Falling oil prices provide excellent opportunity to end Fed’s QE – Nomura

FXStreet (Barcelona) - Richard Koo, Chief Economist at Nomura, views that with inflation running low due to falling oil prices, any adverse impact on long-term rates due to Fed ending its QE might be limited, and in fact the slump in oil provides an excellent opportunity to end this QE.

Key Quotes

“At present, the Fed is seeking to raise interest rates before it winds down QE, which would entail a contraction of its balance sheet. The recent decline in oil prices, however, provides an excellent opportunity for the monetary authorities to wind down QE in my view.”
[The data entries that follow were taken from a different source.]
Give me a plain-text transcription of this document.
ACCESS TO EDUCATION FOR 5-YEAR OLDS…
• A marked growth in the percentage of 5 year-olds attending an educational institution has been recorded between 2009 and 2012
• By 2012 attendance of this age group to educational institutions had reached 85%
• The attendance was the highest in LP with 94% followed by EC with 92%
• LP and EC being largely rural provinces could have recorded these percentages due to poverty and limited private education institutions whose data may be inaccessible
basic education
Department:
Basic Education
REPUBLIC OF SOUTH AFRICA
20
“Because inflation is currently being depressed by the wholly exogenous factor of falling oil prices, any upward pressure on long-term interest rates from an end to the Fed’s policy of reinvesting principal payments will naturally be limited.”

“And if discontinuation of the reinvestment policy causes long-term rates to rise far above levels considered appropriate, an announcement by the Fed that it would extend its existing zero-interest-rate policy (ZIRP) would help curb the increase in long-term rates.”

“A decision by the Fed to extend ZIRP would also be credible with the market given that inflation is so low following the drop in oil prices.”

“While there is no guarantee that oil prices will remain low forever, if the authorities begin winding down QE now and the market grows accustomed to it, any subsequent rise in oil prices and corresponding inflation concerns would be unlikely to spark severe market turmoil given that the normalization of monetary policy would already have begun.”